The result was delicious. The cake is tender and not too sweet. It has a delicate coconut flavor that’s expanded by the toasted coconut topping. The blueberries add a little tartness and a beautiful color contrast. Not only did I not have to throw anything out, we ended up with a breakfast treat that we devoured the next morning. If you can’t find coconut yogurt, you can use regular whole-milk yogurt. It won’t have as strong of a coconut taste but it will still be delicious.DSC05098

Blueberry Coconut Cake

Ingredients:

1 1/2 cups all-purpose flour
2 teaspoons baking powder
3/4 teaspoon kosher salt
1 cup (135g) blueberries
1 cup sugar
1 cup shredded coconut (unsweetened), plus 2 tablespoons for topping
3/4 cup coconut yogurt (not coconut-flavored yogurt; if unavailable, replace with whole milk Greek yogurt)
1/2 cup vegetable oil
2 large eggs
1/2 teaspoon vanilla extract

Directions:

Preheat oven to 350°. Coat 9″x5″ loaf pan with a little vegetable oil and cover with parchment paper leaving some overhang on both of the long sides.

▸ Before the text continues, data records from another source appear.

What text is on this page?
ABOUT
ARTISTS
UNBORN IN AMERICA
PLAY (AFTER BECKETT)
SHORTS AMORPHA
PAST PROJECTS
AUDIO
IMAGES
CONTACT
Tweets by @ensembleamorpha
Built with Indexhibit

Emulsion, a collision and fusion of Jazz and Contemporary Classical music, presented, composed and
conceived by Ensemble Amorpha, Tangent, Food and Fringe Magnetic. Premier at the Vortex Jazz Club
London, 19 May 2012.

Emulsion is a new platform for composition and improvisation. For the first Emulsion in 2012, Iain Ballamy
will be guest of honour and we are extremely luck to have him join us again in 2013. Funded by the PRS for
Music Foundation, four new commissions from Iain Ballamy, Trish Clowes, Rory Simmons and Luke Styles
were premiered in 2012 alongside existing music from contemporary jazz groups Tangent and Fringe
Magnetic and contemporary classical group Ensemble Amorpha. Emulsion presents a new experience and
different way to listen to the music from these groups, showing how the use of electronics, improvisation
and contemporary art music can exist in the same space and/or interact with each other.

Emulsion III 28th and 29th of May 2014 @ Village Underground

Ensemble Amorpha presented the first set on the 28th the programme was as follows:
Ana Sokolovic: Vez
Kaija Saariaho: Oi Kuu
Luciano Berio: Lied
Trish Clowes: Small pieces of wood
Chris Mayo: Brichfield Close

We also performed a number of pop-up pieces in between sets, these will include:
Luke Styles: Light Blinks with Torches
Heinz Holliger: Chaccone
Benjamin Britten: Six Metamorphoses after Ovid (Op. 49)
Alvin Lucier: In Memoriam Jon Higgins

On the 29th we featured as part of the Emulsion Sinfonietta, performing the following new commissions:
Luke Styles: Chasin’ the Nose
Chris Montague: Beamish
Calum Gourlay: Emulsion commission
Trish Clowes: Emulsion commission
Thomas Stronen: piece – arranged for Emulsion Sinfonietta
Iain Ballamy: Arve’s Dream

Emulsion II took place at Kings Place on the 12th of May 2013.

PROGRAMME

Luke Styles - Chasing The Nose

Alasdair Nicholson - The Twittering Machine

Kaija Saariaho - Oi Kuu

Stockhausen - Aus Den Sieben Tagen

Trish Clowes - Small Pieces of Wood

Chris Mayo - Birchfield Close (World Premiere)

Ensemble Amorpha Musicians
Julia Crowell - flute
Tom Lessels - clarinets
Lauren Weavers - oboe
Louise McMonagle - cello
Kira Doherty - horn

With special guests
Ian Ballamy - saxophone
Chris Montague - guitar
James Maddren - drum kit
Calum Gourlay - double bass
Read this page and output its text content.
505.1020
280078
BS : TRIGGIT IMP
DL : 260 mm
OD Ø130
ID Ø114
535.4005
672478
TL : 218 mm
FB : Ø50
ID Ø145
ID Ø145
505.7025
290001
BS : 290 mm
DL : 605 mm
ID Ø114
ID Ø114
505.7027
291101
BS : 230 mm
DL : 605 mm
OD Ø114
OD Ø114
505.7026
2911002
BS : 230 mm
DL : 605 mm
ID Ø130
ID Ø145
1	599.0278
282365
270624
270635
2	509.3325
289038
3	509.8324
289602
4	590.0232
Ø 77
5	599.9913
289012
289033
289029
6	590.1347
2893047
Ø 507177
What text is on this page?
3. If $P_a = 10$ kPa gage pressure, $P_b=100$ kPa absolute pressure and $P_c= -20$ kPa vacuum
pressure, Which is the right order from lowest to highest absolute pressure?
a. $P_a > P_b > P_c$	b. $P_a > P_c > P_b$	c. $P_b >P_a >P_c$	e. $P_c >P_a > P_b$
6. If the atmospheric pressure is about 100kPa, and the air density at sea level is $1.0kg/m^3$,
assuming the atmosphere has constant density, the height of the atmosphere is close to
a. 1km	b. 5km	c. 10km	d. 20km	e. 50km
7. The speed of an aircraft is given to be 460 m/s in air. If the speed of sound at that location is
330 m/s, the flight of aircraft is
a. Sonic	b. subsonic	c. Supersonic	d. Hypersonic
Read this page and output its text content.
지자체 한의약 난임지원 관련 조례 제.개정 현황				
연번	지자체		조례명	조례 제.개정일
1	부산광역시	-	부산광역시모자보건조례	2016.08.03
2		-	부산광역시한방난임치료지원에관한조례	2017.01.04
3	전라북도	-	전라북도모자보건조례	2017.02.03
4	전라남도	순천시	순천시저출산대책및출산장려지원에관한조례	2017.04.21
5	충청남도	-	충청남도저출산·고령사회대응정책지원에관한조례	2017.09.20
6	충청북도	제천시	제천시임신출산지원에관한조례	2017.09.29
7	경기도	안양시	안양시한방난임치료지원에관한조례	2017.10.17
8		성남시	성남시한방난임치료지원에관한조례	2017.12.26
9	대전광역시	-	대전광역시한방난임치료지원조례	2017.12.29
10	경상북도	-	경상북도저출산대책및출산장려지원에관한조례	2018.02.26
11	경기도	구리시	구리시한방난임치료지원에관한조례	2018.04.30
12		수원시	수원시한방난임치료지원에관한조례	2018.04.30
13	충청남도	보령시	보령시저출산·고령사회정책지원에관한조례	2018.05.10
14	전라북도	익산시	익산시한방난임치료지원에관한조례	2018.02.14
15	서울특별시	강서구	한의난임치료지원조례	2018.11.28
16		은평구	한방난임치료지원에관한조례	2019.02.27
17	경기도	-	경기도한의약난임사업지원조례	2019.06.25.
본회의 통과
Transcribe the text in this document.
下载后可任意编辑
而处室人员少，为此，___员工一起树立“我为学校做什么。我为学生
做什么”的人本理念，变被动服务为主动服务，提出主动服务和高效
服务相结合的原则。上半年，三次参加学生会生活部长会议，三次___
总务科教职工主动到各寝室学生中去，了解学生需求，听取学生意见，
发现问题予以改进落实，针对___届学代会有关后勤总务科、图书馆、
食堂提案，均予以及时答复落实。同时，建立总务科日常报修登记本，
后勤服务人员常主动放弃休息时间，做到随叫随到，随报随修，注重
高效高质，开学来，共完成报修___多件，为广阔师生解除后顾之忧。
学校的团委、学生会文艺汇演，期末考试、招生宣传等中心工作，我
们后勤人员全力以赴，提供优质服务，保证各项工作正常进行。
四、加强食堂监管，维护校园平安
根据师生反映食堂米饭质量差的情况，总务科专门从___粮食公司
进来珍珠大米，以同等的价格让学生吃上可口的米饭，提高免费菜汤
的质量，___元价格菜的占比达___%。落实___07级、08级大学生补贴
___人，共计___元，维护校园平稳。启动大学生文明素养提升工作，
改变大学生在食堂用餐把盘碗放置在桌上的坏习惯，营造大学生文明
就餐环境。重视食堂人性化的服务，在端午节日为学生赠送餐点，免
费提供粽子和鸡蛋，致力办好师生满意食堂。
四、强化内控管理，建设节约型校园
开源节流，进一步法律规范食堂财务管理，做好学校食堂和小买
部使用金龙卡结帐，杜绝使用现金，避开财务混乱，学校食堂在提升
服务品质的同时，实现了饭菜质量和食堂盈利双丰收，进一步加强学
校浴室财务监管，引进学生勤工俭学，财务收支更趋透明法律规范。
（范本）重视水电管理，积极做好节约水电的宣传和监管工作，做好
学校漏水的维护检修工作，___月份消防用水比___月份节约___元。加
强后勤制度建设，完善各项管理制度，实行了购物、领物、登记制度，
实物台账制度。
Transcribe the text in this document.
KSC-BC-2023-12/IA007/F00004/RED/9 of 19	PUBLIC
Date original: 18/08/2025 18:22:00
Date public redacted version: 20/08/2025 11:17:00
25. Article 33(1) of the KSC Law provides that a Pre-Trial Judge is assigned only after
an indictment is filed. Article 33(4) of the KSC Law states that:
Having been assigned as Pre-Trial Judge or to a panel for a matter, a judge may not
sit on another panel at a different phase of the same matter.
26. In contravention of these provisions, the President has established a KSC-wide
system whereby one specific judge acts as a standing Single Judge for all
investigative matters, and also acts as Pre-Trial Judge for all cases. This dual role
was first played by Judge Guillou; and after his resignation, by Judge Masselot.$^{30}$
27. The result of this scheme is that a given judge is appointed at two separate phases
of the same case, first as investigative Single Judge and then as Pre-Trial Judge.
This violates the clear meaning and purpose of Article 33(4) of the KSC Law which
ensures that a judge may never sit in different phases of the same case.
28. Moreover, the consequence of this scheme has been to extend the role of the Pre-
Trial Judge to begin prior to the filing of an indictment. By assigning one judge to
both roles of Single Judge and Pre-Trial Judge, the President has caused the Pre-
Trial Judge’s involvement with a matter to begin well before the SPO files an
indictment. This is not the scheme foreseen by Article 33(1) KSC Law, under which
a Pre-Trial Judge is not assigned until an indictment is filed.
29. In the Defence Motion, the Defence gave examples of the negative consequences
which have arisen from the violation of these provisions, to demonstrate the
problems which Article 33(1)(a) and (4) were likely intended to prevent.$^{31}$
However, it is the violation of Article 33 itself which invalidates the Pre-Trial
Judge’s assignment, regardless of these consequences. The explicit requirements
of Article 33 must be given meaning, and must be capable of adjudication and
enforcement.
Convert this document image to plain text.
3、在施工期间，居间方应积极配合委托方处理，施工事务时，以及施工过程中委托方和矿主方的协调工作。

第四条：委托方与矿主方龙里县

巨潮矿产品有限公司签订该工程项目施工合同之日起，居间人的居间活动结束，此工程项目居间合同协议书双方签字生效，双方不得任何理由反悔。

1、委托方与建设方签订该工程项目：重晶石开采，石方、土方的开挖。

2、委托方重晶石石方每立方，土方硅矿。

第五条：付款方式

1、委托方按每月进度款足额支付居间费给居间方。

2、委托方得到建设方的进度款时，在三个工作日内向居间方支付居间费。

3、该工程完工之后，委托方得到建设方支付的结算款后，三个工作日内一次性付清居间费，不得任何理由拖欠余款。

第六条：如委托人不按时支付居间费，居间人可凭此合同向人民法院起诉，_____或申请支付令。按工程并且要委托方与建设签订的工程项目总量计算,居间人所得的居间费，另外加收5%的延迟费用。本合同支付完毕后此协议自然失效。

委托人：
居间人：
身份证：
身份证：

Whisk 1 1/2 cups flour, baking powder, and kosher salt in a medium bowl. Add blueberries and stir with a spoon.

In a large bowl, whisk together sugar, shredded coconut, yogurt, oil, eggs, and vanilla extract. Fold in dry ingredients and blueberries just to blend.

Pour batter into prepared pan; smooth top. Sprinkle 2 tablespoons of shredded coconut on top. Bake until a tester inserted into center comes out clean, 60-70 minutes. If coconut topping is getting too brown, cover with tin foil.

Let cake cool in pan on a wire rack for 15 minutes. Invert onto rack and let cool completely.